Another idea I’ve had is to tie the Family reminders list to earn additional device time or App Store credit. I’d love to create a task called “make the bed,” assign it to a certain kid, and then assign a “reward” of additional time to it. Once the chore is completed (maybe the child has to add a picture of the bed after it was made), it would send me an alert that I can approve (and trigger the rewards).

I’d also like to be able to tie this to recurring and more extended range goals (earn X in the App Store for a making your bed every day of the week, etc.). This feature would help parents encourage good behavior by incentivizing tasks with benefits.

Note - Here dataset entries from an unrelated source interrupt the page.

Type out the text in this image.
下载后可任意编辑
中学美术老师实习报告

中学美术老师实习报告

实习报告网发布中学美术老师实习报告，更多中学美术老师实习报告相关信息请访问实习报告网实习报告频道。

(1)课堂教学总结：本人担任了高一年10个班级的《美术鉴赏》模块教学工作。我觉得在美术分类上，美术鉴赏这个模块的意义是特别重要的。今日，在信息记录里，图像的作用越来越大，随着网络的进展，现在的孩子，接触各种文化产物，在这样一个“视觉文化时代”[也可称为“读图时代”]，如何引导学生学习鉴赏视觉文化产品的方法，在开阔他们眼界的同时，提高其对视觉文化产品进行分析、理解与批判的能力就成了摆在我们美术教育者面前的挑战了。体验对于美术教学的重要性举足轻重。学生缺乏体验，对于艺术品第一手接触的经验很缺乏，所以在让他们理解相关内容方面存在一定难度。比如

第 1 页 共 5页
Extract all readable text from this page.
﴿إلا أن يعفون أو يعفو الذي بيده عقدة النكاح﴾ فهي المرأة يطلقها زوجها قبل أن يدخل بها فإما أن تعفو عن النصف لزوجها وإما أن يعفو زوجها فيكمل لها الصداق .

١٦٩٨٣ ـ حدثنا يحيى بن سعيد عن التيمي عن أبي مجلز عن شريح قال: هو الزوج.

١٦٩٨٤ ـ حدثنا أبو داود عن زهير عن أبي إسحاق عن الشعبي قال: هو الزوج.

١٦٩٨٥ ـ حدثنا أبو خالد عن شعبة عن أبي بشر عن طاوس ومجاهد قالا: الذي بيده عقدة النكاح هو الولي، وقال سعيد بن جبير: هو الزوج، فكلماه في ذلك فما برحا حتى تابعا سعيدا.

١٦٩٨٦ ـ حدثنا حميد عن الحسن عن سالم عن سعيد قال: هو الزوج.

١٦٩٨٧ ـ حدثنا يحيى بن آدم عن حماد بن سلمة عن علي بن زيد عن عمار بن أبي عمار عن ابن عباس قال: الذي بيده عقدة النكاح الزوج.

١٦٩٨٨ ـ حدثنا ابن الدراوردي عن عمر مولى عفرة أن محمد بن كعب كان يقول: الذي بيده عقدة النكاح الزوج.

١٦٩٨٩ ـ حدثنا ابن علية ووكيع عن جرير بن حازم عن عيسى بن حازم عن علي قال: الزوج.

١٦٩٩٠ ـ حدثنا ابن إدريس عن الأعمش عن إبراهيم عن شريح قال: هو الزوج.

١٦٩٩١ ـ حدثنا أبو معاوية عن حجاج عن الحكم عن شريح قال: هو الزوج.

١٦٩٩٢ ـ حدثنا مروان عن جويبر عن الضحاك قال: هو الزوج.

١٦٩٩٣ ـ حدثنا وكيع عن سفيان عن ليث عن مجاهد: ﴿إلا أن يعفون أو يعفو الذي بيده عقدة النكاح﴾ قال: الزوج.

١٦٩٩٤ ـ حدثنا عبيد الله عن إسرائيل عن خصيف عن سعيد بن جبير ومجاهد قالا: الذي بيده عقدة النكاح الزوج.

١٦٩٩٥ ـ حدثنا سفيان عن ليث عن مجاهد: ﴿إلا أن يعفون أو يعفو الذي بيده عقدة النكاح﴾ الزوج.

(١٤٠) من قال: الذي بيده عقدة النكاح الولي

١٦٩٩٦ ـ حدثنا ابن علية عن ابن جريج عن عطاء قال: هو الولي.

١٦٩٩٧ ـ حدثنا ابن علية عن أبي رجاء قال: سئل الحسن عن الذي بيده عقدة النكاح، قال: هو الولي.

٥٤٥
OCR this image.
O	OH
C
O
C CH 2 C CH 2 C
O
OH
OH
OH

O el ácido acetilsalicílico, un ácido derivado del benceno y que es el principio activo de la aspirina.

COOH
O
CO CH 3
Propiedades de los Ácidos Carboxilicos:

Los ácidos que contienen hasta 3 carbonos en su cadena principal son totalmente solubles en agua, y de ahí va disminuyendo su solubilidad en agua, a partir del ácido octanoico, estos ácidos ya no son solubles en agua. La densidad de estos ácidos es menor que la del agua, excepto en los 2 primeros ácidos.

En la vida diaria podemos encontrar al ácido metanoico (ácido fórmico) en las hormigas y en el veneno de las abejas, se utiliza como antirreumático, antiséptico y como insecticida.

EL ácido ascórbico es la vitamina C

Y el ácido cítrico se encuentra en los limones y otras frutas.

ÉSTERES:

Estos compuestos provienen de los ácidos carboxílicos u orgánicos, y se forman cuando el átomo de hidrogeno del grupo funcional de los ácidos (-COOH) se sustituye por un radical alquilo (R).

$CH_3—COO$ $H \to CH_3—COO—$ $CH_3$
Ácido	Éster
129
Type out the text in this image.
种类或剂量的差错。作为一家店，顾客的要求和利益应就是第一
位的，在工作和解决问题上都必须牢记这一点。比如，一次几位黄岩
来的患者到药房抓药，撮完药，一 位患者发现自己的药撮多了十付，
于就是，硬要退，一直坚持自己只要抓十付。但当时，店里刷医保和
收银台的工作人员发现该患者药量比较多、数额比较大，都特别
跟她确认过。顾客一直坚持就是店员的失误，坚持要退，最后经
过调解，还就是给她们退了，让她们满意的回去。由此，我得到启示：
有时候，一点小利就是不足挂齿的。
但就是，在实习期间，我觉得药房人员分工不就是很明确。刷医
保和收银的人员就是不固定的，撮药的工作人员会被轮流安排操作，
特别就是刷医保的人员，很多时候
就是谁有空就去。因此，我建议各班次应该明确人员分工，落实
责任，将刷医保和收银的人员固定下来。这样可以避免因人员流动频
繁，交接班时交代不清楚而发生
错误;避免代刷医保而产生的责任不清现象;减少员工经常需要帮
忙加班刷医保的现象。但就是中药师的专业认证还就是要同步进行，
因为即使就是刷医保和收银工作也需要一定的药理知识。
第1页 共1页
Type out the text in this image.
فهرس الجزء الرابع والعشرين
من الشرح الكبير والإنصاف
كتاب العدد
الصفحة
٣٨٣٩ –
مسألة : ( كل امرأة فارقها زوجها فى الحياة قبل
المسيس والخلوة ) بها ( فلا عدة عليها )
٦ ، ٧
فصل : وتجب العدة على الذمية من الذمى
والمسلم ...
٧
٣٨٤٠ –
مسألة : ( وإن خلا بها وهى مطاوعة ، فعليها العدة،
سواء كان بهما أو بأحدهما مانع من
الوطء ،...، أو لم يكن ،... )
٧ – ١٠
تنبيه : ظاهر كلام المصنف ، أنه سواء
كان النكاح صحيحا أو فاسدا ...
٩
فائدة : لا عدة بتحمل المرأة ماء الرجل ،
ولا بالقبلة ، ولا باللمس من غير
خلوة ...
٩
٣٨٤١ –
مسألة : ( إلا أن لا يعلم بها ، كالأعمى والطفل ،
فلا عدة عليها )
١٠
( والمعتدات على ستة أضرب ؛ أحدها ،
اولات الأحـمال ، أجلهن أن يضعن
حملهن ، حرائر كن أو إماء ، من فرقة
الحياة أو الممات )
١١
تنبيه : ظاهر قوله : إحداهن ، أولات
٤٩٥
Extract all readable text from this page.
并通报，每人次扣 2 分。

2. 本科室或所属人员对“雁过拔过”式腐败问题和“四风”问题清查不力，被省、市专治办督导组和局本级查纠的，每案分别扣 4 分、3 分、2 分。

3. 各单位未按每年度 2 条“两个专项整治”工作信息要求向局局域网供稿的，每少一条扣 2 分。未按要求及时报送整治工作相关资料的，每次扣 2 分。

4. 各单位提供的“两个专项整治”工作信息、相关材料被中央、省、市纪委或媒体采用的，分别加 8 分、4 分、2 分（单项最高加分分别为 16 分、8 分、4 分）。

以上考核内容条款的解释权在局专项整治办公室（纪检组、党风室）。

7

Additional Time Increments

The process of children being able to request more time for their devices works flawlessly. One suggestion I have is to allow additional time increments. Right now, when you get a request, the options are fifteen minutes, an hour, or all day. I want to be able to choose how much time I want to allow instead of just relying on Apple’s preset times.

screen time upgrades in iOS 13

Pausing Screen Time and Siri Integration

We’ve got a custom time set up for our kids with a certain amount of time each day. There are occasions when we want to disable it for the day (if they are at their grandparents, we are traveling for a trip, etc.). Right now, you’ve have to approve each App individually for additional time, but I’d like the ability to just pause Screen Time entirely for a set amount of time. What I’ve gotten in the habit of doing is just going into that particular day and bumping it up on time. The downside is that I have to remember to change the time back to the original.

Screen Time is a perfect feature to be tightly integrated with HomePod and Siri. “Hey Siri, pause all kid devices” would be a welcome feature. I’d also love to be able to approve additional time right from the HomePod as well.

Wrap-up

I’ve enjoyed using Screen Time in iOS 12. It has made my wife and I more aware of how much time our kid’s want to play their iPads, and kept us all accountable for the amount of time they are on them. I hope going forward Apple continues to tinker with how it works and what it can do. Are there any Screen Time upgrades in iOS 13 that would make life easier for you? Let me know in the comments!